27 Mayısçılar  İnönü ile çok fazla yakın  görüntü vermek istememişlerdi.  Milli  Birlik Komitesi içindeki   radikal grup  zaten İnönü’ye karşıydı. MBK, İnönü’ye, Garp Cephesi  komutanı,  Lozan’da baş delege,  İkinci Adam’dan ziyade  siyasi parti genel başkanlarından  biri   muamelesi yapmaya özen gösterdi. Hürmette  kusur  etmeden. Hatta Cemal Gürsel,  CHP’nin  seçimi  kazanması  halinde İnönü’nün  cumhurbaşkanı  seçilme ihtimalinden  de pek hoşnut değildi. Adalet Partisi  genel başkanı emekli orgeneral Ragıp Gümüşpala  ile   mesafe  eşitliği  sağlamaya çalışıyordu. 

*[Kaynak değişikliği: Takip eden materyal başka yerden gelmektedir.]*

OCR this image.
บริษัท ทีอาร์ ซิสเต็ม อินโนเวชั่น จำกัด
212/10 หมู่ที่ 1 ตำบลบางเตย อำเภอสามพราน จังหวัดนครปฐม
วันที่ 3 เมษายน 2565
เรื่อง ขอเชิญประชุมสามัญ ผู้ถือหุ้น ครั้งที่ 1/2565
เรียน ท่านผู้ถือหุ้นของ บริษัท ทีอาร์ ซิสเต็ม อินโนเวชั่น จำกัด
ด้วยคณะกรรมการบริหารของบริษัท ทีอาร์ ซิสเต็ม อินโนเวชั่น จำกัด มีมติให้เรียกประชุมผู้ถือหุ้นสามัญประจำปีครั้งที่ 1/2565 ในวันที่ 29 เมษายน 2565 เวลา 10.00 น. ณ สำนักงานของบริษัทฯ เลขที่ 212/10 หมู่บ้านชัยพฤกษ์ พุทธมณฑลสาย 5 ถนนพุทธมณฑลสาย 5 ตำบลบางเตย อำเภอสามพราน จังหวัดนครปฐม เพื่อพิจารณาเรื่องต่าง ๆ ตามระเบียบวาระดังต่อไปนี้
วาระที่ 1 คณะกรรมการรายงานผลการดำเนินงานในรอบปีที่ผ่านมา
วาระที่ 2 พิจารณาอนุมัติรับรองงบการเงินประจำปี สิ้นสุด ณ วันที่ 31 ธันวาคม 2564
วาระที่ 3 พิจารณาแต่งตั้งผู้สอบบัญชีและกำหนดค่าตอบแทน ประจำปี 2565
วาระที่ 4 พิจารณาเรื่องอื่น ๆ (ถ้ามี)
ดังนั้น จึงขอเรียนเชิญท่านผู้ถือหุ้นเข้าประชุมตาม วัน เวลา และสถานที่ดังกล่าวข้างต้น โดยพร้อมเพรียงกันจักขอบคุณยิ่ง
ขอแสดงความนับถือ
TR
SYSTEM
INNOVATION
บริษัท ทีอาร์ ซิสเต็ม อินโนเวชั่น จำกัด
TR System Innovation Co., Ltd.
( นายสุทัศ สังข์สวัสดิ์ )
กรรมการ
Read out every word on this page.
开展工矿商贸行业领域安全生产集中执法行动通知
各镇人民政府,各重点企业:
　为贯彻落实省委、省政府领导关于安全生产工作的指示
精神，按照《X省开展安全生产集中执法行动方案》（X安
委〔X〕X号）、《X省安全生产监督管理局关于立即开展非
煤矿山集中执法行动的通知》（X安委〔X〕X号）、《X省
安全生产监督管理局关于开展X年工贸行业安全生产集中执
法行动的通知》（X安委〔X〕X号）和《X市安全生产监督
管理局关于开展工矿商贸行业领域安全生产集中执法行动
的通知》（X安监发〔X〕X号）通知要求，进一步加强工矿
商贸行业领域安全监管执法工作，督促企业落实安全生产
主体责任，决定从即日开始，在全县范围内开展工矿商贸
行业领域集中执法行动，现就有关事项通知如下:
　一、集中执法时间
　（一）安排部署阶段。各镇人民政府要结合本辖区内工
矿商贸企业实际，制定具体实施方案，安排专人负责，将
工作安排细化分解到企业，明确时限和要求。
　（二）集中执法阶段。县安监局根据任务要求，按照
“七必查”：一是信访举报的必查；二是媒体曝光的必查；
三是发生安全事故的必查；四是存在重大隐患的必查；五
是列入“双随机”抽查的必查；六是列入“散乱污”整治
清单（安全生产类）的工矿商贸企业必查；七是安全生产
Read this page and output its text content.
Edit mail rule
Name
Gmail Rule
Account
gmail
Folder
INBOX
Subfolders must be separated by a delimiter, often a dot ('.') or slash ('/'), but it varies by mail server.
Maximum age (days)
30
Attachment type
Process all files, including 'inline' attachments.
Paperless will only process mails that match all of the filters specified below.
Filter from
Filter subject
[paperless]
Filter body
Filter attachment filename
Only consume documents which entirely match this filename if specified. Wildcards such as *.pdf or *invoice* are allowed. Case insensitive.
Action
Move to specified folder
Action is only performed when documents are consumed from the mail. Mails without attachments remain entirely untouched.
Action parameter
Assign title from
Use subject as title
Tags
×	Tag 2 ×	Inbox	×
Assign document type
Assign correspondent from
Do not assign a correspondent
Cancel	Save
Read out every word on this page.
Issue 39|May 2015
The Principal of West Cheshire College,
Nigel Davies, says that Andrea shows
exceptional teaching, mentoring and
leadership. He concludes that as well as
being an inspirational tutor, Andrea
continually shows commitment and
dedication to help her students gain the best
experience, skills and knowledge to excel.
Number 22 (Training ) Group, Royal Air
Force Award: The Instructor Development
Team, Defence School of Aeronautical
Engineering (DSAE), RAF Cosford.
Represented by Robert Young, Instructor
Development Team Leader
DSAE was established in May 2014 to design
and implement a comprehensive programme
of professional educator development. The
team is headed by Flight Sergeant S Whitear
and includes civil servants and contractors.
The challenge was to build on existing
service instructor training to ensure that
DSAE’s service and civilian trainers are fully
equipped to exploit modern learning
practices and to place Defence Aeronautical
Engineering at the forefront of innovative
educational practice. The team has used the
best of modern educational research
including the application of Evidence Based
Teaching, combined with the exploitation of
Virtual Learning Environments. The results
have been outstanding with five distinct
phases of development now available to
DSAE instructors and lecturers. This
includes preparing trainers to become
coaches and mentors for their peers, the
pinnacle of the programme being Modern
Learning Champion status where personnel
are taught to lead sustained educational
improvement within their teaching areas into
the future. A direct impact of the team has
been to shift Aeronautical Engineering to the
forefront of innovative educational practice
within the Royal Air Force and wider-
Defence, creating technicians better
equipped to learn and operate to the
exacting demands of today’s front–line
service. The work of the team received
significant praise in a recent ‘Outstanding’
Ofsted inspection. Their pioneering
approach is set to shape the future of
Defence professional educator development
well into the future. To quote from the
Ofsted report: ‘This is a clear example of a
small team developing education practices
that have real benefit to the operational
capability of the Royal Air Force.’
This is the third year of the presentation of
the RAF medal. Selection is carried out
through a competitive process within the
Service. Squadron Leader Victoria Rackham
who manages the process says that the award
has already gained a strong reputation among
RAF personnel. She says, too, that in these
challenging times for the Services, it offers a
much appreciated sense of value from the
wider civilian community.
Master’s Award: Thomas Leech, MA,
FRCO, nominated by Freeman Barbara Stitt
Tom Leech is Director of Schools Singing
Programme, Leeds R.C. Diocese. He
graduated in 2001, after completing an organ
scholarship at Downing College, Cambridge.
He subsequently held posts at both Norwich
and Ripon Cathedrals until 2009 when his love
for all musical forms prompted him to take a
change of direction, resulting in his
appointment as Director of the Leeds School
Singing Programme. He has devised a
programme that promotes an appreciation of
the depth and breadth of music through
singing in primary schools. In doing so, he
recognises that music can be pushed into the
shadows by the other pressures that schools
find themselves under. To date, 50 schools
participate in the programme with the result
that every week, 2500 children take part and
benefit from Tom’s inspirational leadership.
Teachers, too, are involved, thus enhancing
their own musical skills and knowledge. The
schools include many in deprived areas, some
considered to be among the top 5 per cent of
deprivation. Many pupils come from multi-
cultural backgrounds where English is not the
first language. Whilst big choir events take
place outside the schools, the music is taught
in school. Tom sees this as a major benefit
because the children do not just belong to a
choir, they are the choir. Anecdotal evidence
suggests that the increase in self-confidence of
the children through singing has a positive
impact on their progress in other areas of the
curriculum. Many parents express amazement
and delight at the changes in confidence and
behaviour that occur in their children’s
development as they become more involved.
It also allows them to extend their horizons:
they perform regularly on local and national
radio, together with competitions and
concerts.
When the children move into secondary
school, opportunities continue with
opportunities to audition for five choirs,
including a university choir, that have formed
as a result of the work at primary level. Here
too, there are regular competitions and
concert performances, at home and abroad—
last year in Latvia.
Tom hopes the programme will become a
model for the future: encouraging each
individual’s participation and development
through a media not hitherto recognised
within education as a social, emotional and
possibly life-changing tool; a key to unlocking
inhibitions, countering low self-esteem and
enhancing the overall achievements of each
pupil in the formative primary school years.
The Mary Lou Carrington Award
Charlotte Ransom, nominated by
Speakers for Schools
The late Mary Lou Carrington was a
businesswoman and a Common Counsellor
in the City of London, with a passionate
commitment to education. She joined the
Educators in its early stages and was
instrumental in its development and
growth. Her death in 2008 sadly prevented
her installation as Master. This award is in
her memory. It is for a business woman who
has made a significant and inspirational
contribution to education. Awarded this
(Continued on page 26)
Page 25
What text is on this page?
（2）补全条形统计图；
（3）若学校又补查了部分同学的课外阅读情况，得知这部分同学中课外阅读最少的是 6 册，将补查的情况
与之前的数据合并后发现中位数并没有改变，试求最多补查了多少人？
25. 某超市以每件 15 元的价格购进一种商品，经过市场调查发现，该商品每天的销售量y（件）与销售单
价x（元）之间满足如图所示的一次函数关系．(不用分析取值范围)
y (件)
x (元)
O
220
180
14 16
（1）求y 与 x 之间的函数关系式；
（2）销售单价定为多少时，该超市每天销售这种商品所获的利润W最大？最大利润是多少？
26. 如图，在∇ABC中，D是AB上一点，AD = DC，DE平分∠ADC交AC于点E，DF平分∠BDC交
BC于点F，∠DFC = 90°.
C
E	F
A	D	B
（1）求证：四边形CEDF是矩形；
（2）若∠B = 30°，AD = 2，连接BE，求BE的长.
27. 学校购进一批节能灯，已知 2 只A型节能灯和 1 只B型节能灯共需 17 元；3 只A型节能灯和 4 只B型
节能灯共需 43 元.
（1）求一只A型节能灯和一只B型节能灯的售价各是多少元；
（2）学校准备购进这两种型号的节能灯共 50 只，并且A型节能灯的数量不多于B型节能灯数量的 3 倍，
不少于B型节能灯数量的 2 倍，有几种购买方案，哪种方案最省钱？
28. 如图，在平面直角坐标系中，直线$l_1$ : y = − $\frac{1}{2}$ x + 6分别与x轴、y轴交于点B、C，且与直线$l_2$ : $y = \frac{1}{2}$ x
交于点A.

12 Eylülcüler  ise  zaten  CHP’yi  kapatmışlardı. “Milli Güvenlik Konseyi Atatürkçülüğü”  diye bir  şeyi empoze ediyorlardı. İnönü’nün   aleyhinde   elbette olamazlardı. Ama lehinde  de değillerdi. 

İnönü heykelinin onarılması bittikten sonra Lozan Antlaşmasının  yıldönümünde resmi ve kısıtlı   bir törenle  açılışının sebebi  buydu.